The downpour was likely made heavier by climate change as well. A day of rainfall can now be up to 19% more intense in the region than it would have been had global atmospheric temperatures not risen by 1.2 degrees Celsius (2.16 degrees Fahrenheit) above preindustrial temperatures, according to research published by the World Weather Attribution (WWA) scientific consortium.
“We will definitely get more of this in a warming climate,” said the group’s co-leader Friederike Otto, a climate scientist at the University of Oxford.
“Extreme weather is deadly,” said Otto, recalling that she urgently contacted family members who live in the affected areas to make sure they were safe when the floods hit. “For me it was very close to home.”
With extreme weather events dominating news headlines in recent years, scientists have been under increasing pressure to determine exactly how much climate change is to blame.
During the last year alone, scientists found that U.S. drought, a deadly Canadian heat wave and wildfires across the Siberian Arctic have been worsened by a warming atmosphere.
The July 12-15 rainfall over Europe triggered flooding that swept away houses and power lines, and left more than 200 people dead, mostly in Germany.
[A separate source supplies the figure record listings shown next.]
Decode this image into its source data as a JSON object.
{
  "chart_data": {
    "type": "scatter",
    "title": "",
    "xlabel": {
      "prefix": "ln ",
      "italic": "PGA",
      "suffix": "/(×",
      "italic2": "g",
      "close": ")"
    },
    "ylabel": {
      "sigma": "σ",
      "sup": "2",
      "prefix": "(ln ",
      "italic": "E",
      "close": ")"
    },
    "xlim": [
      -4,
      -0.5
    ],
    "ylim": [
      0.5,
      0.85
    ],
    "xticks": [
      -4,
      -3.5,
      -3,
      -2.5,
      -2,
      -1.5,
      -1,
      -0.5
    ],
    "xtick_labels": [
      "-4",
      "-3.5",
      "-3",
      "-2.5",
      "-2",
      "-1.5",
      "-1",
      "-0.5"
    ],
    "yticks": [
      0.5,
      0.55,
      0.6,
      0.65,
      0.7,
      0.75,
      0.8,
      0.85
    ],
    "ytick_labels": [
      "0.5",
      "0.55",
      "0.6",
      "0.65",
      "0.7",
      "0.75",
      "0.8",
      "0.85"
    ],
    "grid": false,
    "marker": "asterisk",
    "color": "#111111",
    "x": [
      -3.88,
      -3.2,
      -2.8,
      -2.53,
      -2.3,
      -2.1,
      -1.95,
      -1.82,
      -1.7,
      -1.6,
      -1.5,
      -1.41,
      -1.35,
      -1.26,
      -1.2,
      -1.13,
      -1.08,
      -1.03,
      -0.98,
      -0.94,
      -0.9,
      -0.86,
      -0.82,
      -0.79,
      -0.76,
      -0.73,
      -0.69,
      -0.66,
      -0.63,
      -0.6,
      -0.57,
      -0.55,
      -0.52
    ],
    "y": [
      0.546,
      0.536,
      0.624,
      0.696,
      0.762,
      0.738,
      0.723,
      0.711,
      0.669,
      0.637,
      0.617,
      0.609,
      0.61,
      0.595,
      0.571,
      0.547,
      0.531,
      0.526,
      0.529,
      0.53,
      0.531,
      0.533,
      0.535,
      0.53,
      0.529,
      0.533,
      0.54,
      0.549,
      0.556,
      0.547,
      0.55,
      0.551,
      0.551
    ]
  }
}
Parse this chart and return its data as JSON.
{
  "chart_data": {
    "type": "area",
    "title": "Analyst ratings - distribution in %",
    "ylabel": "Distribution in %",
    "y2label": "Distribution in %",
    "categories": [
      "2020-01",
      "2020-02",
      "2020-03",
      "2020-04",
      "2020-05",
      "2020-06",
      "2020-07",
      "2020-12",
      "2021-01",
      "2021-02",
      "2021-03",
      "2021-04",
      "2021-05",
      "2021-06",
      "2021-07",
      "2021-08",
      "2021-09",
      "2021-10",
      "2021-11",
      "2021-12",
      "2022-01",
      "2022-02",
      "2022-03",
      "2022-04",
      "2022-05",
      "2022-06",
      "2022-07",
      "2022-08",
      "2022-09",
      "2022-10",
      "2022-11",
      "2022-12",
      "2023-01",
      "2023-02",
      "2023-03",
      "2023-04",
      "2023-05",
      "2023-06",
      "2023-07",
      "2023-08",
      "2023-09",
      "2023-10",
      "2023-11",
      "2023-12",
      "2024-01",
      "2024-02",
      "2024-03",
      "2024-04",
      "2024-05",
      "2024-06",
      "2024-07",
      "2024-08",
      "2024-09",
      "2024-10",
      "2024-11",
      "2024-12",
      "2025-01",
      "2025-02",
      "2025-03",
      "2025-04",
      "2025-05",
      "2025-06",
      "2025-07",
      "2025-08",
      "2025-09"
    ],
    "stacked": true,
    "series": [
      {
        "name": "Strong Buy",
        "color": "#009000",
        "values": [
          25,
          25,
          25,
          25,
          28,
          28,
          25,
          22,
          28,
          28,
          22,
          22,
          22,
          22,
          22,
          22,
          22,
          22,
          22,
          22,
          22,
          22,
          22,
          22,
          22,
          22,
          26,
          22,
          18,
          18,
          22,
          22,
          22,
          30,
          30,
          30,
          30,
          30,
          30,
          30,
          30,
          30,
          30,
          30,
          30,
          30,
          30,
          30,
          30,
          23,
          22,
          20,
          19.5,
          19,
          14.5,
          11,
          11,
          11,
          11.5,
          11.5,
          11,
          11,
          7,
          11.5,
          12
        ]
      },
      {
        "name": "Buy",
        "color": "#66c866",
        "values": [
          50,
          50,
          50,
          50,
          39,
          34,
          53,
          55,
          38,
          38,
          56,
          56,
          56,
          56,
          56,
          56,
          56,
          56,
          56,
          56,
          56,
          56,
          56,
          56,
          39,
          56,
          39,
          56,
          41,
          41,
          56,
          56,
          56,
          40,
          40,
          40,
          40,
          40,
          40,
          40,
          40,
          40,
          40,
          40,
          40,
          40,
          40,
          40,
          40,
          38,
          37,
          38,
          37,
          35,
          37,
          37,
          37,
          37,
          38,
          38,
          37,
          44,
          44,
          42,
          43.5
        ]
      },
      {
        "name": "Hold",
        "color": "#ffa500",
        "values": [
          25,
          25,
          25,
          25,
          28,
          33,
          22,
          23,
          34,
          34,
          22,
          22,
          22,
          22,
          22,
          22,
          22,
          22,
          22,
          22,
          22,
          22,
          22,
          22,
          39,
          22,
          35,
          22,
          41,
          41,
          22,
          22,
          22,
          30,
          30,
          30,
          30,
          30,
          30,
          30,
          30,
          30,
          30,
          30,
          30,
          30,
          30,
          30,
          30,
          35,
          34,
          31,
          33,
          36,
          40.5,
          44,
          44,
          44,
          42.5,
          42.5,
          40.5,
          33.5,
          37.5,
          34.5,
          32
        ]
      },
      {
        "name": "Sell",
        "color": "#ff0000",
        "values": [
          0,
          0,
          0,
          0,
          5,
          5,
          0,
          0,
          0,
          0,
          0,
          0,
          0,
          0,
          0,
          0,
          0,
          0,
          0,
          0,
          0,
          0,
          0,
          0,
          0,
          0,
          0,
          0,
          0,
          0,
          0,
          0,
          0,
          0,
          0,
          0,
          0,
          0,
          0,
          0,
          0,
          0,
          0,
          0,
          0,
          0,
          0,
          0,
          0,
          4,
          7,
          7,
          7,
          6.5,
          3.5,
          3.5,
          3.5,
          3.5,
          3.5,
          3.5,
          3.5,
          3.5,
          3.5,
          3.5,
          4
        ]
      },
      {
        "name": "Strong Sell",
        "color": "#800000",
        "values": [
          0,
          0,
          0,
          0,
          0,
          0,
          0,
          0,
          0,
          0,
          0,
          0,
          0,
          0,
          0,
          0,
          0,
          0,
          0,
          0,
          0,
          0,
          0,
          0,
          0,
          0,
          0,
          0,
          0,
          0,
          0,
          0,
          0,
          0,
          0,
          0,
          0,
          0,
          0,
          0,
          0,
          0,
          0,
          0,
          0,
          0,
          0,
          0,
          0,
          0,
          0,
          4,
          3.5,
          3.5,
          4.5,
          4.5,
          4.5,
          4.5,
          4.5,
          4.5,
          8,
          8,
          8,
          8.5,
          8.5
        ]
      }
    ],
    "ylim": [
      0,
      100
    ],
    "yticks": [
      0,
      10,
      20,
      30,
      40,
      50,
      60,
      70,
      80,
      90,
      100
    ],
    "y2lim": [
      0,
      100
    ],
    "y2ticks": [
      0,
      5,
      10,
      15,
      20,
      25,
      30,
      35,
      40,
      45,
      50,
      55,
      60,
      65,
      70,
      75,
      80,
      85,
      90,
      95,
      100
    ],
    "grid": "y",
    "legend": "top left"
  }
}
Dozens died in Belgium and thousands were also forced to flee their homes in the Netherlands. Read more.
“The fact that people are losing their lives in one of the richest countries in the world — that is truly shocking,” said climate scientist Ralf Toumi at the Grantham Institute, Imperial College London, who was not involved in the study. “Nowhere is safe.”
Although the deluge was unprecedented, the 39 WWA scientists found that local rainfall patterns are highly variable.
So they conducted their analysis over a wider area spanning parts of France, Germany, Belgium, the Netherlands, Luxembourg and Switzerland. They used local weather records and computer simulations to compare the July flooding event with what might have been expected in a world unaffected by climate change.
Because warmer air holds more moisture, summer downpours in this region are now 3-19% heavier than they would be without global warming, the scientists found.
And the event itself was anywhere from 1.2 to 9 times — or 20% to 800% — more likely to have occurred.
That broad range of uncertainty was partly explained by a lack of historical records, WWA explained, and worsened by the floods destroying equipment that monitored river conditions. Read more.
Still, the “study confirms that global heating has played a big part in the flooding disaster,” said Stefan Rahmstorf, a scientist and oceanographer at the Potsdam Institute for Climate Impact Research, who was not involved in the study.